Back in the present, Walt and Johnny go to Lydia’s home and find out that the now elderly woman (Doris Chillcott) has dementia. When Johnny talks to her, she treats him familiarly at first, but then grows frightened. Holding her hand, Johnny flashes on different points in her life before stopping on a vision of Lydia comforting Herb at the mental hospital. When Johnny goes home, he finds the rag doll and is thrust into quick flashes of dust, explosions, and screaming before settling on a vision of Ally’s bedroom at night. He sees Herb standing over her while she sleeps.
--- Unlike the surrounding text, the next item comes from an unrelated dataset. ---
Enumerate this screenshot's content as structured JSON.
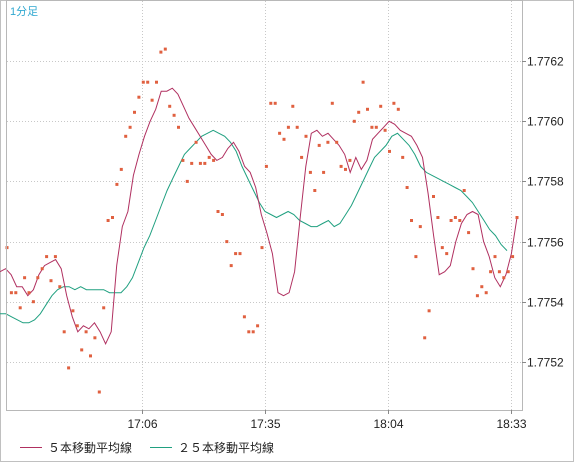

She bolts awake and is terrified, but Herb tells her he just needs to ask her some questions. He touches her arm and she screams, causing him to collapse onto the floor, crying. As Johnny goes to him, he sees a young Purdy standing just outside the house.
Later that night, Johnny bursts into Purdy’s office and demands an explanation. Purdy tells him that around Johnny’s seventh birthday, his father started seeing things. Herb believed that Ally was the key to the demons that haunted him and Purdy was there to save him from himself. When Johnny asks if his father was a psychic like him, Purdy tells him that Herb’s affliction was “nothing born of God.”
Johnny gets the full name of the little girl and goes to the building where she now works in Portland, Maine. He corners the adult Allison (Kate Twa) and shows her the rag doll. As she touches it, he’s hit with a vision of the aftermath of a horrific incident in which debris and dust cover bloodied people, who are running and screaming. Looking around, he sees a grown-up Allison, dead.
In the present, Allison flees from Johnny and as he scours the building directory for her company, he discovers that she is an architect. He rushes off and calls Walt, who is at the dedication of the new Bangor Cultural Center. Hearing music in the background and recalling the instruments in his visions, Johnny realizes that this building is going to collapse. He races to the scene and warns Walt and the construction chief to get everyone away from the building. A worker tells the chief about a problem in the gas line, and when Johnny touches it, he is hit with a vision of a gas leak. Then he sees Allison flick a light switch inside the building, which ignites the gas and causes a massive explosion. The building collapses from the pressure and chaos ensues.
Back in the present, Johnny runs to find Allison before it’s too late, and yells to Walt to evacuate everyone. He finds Allison just as she turns on the light switch, but is able to rescue her from the resulting explosion. They race through the building as it starts to collapse. Outside, the evacuated crowd watches in horror as the building crumbles to the ground.
At the hospital, Walt and Purdy wait to see how Johnny is doing. Bruce reports that he escaped the collapse with just a broken arm and other minor injuries, and tells Purdy that Johnny would like to speak with him. Johnny is relieved to hear from Purdy that everyone survived the catastrophe and tells him he now knows his father predicted the collapse years earlier. Purdy hands Johnny an envelope containing a photo of a young Johnny and Herb, but in this one, they’re both smiling. Moved, Johnny retrieves the rag doll from his personal belongings and is again thrust into a vision of his father muttering in his office. A young Johnny enters and tells his dad that “she” told him there was going to be a big explosion. When Herb asks who told him this, Johnny holds up the rag doll.